Wavelet-artificial neural network to predict the acetone sensing by indium oxide/iron oxide nanocomposites

This study applies a hybridized wavelet transform-artificial neural network (WT-ANN) model to simulate the acetone detecting ability of the Indium oxide/Iron oxide (In(2)O(3)/Fe(2)O(3)) nanocomposite sensors. The WT-ANN has been constructed to extract the sensor resistance ratio (SRR) in the air with respect to the acetone from the nanocomposite chemistry, operating temperature, and acetone concentration. The performed sensitivity analyses demonstrate that a single hidden layer WT-ANN with nine nodes is the highest accurate model for automating the acetone-detecting ability of the In(2)O(3)/Fe(2)O(3) sensors.

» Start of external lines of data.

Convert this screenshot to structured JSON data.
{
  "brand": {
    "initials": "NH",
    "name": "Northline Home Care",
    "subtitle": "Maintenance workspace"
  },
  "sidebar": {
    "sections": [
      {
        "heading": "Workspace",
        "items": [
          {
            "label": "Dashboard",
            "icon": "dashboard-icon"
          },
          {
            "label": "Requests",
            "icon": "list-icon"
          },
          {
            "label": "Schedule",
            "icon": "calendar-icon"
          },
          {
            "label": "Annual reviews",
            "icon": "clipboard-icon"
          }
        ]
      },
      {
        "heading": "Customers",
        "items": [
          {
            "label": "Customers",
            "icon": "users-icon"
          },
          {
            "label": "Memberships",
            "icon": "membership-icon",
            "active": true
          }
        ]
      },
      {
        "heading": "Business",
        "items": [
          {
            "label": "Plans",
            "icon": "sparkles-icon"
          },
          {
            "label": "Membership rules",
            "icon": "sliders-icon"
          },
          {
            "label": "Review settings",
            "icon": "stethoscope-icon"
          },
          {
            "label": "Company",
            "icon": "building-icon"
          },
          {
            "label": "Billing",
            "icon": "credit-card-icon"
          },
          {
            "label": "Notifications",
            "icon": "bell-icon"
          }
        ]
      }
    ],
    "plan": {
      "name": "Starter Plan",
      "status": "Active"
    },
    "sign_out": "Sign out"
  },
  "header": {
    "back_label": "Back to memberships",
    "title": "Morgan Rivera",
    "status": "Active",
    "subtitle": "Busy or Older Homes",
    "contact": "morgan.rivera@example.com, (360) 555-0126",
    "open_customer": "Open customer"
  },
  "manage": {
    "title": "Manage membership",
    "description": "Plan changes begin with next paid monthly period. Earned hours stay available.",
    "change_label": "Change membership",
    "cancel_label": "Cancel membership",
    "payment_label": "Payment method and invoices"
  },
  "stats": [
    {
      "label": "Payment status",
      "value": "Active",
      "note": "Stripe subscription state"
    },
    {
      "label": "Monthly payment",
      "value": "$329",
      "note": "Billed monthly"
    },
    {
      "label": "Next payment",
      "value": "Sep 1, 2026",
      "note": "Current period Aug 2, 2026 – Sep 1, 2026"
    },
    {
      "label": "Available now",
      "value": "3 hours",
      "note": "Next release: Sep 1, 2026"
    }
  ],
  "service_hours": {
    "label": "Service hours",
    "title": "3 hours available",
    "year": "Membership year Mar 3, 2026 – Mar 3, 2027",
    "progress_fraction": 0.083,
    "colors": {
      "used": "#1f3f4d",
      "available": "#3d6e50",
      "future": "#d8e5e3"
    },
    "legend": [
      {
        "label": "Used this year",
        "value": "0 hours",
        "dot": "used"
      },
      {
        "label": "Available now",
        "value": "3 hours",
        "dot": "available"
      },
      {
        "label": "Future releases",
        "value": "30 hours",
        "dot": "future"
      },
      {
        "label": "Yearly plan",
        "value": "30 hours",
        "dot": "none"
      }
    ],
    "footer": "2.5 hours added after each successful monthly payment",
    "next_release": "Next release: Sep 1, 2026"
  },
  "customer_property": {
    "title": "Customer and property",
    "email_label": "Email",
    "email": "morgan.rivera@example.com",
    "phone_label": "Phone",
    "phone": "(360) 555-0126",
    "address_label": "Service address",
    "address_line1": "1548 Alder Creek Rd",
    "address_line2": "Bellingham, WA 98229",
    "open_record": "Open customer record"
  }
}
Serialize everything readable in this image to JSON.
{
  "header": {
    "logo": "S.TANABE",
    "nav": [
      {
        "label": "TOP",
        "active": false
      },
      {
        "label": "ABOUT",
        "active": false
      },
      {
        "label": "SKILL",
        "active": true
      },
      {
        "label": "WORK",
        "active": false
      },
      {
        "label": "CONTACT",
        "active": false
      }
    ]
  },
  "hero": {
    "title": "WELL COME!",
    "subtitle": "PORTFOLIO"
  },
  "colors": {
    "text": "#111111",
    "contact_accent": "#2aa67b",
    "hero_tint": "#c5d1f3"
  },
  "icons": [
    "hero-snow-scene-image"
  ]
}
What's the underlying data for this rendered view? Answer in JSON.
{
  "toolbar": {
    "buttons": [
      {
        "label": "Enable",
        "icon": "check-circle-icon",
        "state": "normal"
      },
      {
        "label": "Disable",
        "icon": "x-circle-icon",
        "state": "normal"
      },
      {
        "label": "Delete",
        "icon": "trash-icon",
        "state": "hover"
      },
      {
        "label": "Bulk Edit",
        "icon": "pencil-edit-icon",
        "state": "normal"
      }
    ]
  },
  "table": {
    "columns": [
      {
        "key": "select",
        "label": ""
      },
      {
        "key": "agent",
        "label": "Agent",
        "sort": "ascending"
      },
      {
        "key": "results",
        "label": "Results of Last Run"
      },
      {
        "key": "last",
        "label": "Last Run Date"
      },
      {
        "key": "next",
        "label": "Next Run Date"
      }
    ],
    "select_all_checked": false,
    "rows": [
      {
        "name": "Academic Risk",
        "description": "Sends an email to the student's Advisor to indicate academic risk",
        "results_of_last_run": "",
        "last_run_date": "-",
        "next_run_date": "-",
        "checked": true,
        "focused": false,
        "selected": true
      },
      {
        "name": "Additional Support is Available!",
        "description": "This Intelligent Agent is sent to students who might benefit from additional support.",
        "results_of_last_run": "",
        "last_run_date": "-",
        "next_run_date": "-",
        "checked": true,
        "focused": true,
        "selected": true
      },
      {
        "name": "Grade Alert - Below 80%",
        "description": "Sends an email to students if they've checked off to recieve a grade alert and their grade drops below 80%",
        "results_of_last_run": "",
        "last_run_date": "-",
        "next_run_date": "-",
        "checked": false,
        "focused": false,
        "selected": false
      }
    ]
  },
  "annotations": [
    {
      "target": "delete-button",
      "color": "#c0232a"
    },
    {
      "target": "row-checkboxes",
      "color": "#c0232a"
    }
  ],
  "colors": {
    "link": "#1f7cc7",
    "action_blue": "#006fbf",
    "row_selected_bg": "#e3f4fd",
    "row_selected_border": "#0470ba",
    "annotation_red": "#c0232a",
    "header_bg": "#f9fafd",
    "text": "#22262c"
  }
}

Furthermore, the genetic algorithm has fine-tuned the shape-related parameters of the B-spline wavelet transfer function. This model accurately predicts the SRR of the 119 nanocomposite sensors with a mean absolute error of 0.7, absolute average relative deviation of 10.12%, root mean squared error of 1.14, and correlation coefficient of 0.95813. The In(2)O(3)-based nanocomposite with a 15 mol percent of Fe(2)O(3) is the best sensor for detecting acetone at wide temperatures and concentration ranges. This type of reliable estimator is a step toward fully automating the gas-detecting ability of In(2)O(3)/Fe(2)O(3) nanocomposite sensors.